The best example of this application is in fasteners. For over 20 years the automotive supply chain has benefited from our ZinKlad program. This helps engineers achieve the same coatings and consistent performance worldwide. ZinKlad helps automotive engineers to specify the right products in a post hexavalent chromium-free world. The steady evolution of the ZinKlad program has enabled many global OEMs to specify ever-higher performance standards.
- Functional to provide better surface properties.
Surface coatings are also used to improve the wear resistance of engine valves, fuel injector components, and gears. Additionally, our technology provides exceptional paint adhesion and resistance to galvanic corrosion for light metals such as aluminum and magnesium”.
TimesEV: ESI Automotive has achieved success in various segments of automotive, with great success comes great challenges. Our readers would like to know about the challenges you face in the journey of ESI Automotive.
Sharan Aiyappa: We can summarize the challenges using CASE principals:
- Coaching automotive engineers in understanding the benefits of using advanced materials to replace traditional solder assembled joints. This helps answer ‘consumer range anxiety’; meaning concerns about running out of power while driving an electric car. Our improved materials used in power electronics and inverter technology are a solution to this.
- Electronic component performance in harsh weather conditions. Autonomous vehicles need circuity which withstands both harsh weather conditions and constant use. For example, there are similarities to the tiny smartphone PCBs to those in-vehicle cameras. The twist is that cameras for cars are in continuous use. Also, the level of reliability is much greater. Creating hardware using innovative advanced circuity and joining materials enhances reliability. Engineers are beginning to understand this now.
- The increased expense of connected technology. Today, designers think in terms of interior displays and electronics as separate entities. Innovative technology allows us to integrate displays, circuitry and joining technology. Combined these improve component consistency, extend product life, and reduce weight. This means using new materials at the design stage today for the next generation model builds.
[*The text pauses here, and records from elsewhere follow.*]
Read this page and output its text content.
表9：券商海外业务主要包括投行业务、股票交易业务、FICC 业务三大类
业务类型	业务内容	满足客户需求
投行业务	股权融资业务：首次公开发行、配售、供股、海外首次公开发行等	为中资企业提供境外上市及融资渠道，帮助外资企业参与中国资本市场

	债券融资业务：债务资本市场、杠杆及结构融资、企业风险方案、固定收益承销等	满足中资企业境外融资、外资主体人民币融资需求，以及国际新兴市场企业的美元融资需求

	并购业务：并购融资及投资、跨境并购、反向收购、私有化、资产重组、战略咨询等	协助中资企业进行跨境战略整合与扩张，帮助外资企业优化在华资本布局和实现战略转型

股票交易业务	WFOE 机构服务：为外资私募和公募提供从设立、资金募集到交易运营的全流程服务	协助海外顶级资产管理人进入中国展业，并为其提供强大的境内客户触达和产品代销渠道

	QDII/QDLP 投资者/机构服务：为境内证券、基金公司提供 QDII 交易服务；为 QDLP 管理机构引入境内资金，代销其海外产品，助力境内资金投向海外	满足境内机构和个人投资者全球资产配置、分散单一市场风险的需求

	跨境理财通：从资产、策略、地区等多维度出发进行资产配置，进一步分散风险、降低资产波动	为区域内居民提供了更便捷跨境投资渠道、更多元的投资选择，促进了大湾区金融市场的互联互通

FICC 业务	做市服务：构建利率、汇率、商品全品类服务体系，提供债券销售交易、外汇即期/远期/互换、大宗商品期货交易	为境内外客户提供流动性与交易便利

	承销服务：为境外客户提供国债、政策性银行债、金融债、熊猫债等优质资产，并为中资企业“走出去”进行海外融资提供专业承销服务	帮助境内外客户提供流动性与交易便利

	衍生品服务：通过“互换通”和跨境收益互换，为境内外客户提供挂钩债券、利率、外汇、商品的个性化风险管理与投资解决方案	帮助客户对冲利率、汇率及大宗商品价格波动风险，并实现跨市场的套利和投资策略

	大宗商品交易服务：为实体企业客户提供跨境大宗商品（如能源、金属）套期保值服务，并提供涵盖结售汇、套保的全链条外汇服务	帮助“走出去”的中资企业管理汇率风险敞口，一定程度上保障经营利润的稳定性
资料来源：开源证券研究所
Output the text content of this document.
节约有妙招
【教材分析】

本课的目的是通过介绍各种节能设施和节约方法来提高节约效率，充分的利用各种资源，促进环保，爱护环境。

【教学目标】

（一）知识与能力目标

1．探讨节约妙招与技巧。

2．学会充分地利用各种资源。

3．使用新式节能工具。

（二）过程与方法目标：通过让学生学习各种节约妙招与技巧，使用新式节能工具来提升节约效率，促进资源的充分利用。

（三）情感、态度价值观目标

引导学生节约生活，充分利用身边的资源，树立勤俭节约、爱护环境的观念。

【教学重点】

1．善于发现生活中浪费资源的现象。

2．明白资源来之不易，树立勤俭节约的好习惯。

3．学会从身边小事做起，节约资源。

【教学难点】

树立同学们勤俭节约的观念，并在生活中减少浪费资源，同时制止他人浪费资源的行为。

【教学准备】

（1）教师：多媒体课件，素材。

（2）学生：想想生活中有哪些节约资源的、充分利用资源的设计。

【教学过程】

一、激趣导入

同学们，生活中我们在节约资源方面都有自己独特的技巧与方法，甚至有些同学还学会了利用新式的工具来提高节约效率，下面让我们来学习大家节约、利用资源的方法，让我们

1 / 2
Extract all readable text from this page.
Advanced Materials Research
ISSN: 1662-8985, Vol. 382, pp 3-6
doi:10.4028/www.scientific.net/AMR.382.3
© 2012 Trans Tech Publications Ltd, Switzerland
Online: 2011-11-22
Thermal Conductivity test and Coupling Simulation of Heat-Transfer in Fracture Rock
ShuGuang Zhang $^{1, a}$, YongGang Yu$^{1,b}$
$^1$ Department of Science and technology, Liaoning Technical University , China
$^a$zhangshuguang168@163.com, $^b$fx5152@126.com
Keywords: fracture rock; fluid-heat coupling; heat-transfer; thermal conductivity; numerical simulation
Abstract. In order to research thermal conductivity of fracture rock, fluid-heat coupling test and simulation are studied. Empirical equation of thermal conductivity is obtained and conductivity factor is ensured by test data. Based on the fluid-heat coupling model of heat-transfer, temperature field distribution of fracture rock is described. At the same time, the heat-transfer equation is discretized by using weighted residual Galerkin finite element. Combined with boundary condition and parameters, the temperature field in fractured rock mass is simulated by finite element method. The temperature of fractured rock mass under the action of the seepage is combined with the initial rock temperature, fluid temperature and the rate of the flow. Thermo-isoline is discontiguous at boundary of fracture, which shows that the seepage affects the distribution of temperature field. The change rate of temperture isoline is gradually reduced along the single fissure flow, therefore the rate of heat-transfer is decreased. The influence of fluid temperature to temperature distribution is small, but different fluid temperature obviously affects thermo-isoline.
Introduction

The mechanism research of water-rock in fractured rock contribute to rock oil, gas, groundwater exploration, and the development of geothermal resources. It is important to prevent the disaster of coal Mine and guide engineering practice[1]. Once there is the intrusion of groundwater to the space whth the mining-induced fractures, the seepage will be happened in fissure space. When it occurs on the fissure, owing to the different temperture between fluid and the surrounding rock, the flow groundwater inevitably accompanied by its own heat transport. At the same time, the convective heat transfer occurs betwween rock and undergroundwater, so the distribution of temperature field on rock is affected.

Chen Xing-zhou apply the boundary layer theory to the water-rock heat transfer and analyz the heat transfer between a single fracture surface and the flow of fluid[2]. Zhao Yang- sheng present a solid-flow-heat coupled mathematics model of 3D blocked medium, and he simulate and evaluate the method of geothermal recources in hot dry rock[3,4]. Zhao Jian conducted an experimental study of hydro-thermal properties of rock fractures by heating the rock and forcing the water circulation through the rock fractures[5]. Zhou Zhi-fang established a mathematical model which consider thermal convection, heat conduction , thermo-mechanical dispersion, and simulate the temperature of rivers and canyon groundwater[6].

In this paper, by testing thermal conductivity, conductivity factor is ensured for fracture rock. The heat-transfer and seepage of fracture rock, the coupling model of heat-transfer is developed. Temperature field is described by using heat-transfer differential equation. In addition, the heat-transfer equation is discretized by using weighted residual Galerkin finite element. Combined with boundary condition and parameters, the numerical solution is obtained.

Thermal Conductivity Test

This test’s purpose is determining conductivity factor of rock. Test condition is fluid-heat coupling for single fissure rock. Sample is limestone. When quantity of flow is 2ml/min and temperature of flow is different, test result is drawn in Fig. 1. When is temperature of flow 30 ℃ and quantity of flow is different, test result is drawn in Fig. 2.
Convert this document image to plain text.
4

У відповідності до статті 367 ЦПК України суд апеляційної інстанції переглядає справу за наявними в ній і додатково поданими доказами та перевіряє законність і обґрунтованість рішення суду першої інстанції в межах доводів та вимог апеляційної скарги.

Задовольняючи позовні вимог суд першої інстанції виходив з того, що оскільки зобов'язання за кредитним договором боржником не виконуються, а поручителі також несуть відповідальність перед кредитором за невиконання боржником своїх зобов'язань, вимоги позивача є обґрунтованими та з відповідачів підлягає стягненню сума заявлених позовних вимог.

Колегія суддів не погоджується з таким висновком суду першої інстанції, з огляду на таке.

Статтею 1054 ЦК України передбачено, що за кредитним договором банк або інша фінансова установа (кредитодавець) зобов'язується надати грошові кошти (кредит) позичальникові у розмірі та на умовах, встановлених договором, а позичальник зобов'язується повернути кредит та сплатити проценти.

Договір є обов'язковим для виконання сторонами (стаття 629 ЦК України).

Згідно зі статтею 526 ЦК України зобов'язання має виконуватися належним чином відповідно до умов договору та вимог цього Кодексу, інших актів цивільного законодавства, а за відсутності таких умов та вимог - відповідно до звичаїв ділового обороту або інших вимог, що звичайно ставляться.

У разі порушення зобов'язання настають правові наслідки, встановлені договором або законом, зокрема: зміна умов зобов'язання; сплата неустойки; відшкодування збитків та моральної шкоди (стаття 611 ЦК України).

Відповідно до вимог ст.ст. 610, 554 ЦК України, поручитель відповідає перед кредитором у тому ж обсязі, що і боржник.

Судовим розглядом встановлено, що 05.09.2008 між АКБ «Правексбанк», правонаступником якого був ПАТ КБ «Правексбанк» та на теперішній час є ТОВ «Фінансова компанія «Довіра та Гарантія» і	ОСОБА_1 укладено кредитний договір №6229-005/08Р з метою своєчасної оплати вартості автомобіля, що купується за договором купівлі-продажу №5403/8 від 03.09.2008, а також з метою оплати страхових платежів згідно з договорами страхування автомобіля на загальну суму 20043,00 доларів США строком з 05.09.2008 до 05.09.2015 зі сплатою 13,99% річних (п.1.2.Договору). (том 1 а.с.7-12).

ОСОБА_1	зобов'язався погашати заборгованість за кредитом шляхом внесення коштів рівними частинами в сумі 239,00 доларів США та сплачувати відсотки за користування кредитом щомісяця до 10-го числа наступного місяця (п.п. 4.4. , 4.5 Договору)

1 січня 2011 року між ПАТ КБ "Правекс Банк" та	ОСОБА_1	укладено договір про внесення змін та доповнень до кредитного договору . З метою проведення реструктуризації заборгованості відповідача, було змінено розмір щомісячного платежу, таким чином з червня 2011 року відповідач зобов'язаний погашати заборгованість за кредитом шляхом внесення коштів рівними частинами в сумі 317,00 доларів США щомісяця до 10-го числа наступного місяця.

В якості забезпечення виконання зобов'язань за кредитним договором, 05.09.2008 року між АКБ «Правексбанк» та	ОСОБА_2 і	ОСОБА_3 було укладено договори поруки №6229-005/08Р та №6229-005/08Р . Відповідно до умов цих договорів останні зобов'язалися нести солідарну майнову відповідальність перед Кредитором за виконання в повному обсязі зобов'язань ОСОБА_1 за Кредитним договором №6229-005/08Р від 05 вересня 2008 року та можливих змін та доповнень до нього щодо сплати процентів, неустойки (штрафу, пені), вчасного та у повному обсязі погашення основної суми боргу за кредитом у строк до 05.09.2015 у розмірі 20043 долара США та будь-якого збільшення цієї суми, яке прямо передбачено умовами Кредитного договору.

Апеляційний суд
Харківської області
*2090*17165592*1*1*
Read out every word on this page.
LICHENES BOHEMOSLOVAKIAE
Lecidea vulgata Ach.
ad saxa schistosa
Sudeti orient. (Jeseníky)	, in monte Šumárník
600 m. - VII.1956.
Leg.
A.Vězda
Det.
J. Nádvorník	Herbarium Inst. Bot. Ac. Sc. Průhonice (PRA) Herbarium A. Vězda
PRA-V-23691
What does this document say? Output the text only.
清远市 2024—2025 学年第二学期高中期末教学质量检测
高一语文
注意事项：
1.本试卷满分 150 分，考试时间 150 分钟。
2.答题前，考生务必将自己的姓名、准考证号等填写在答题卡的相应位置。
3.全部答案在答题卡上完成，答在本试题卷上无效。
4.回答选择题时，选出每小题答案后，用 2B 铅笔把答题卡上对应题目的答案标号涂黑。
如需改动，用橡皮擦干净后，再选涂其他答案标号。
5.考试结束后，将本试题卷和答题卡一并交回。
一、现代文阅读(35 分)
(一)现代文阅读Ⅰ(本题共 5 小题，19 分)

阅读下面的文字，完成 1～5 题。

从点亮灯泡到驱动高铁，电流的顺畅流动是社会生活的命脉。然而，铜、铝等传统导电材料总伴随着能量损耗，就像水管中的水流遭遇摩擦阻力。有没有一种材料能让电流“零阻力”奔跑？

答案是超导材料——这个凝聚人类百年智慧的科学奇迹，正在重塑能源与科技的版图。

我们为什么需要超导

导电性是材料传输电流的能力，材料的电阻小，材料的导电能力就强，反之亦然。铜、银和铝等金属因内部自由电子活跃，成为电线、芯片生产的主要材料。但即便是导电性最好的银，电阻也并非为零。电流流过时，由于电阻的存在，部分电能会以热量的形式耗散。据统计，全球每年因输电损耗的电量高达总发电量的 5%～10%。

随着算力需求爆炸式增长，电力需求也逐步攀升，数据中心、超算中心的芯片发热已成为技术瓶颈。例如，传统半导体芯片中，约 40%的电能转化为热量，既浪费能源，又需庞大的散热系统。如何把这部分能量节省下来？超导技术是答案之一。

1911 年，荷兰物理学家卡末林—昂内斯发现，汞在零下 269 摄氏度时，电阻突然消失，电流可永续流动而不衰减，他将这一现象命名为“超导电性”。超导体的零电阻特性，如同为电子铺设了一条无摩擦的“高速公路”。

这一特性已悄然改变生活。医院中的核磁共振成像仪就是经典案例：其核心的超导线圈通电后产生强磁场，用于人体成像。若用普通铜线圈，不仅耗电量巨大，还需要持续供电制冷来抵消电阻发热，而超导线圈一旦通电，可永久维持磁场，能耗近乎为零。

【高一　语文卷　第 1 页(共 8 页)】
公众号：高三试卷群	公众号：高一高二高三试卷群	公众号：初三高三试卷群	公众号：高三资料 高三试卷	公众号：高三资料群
- COVID-19 changing behaviors to shared mobility. Concerns over vehicle cleanliness are changing perceptions of shared mobility. Our solution regarding interior cleanliness may be found in quick-service restaurants. As vehicle interiors incorporate more smart surface displays, coatings will become more functional. They will also need easier-to-clean properties. These are issues that can be addressed using our hard-coated films containing built-in antimicrobial protection”.
TimesEV: We would like to know about your expansion plan for the future.
Sharan Aiyappa: In-mold structural electronics, this market is set to grow globally to over $1.1 billion within the next decade. We will be part of the growth, both in India and worldwide, with our ability to integrate structural electronics into our hard coated films. Why am I confident this technology will come to India? Well, similar to a smartphone, consumers are demanding the replacement of mechanical switches with touch-sensitive and fully integrated displays. In addition to the space and weight-saving, it can also offer a more sanitized surface eliminating the need for dust-trapping bevel edging, an issue that barely registered with consumers pre-COVID.
In terms of integration, today bonding of the electronics to the back of a flexible substrate is the current technology. Now we are looking to introduce two-film solutions, and ultimately a single film free of “ghosting,” so that circuitry underneath cannot be seen. These represent major technology advances for interior designers, giving them more freedom to create wrap-around displays and eliminate components such as wing mirrors. Combined they improve the consumer experience, reduce weight, and improve vehicle aerodynamics.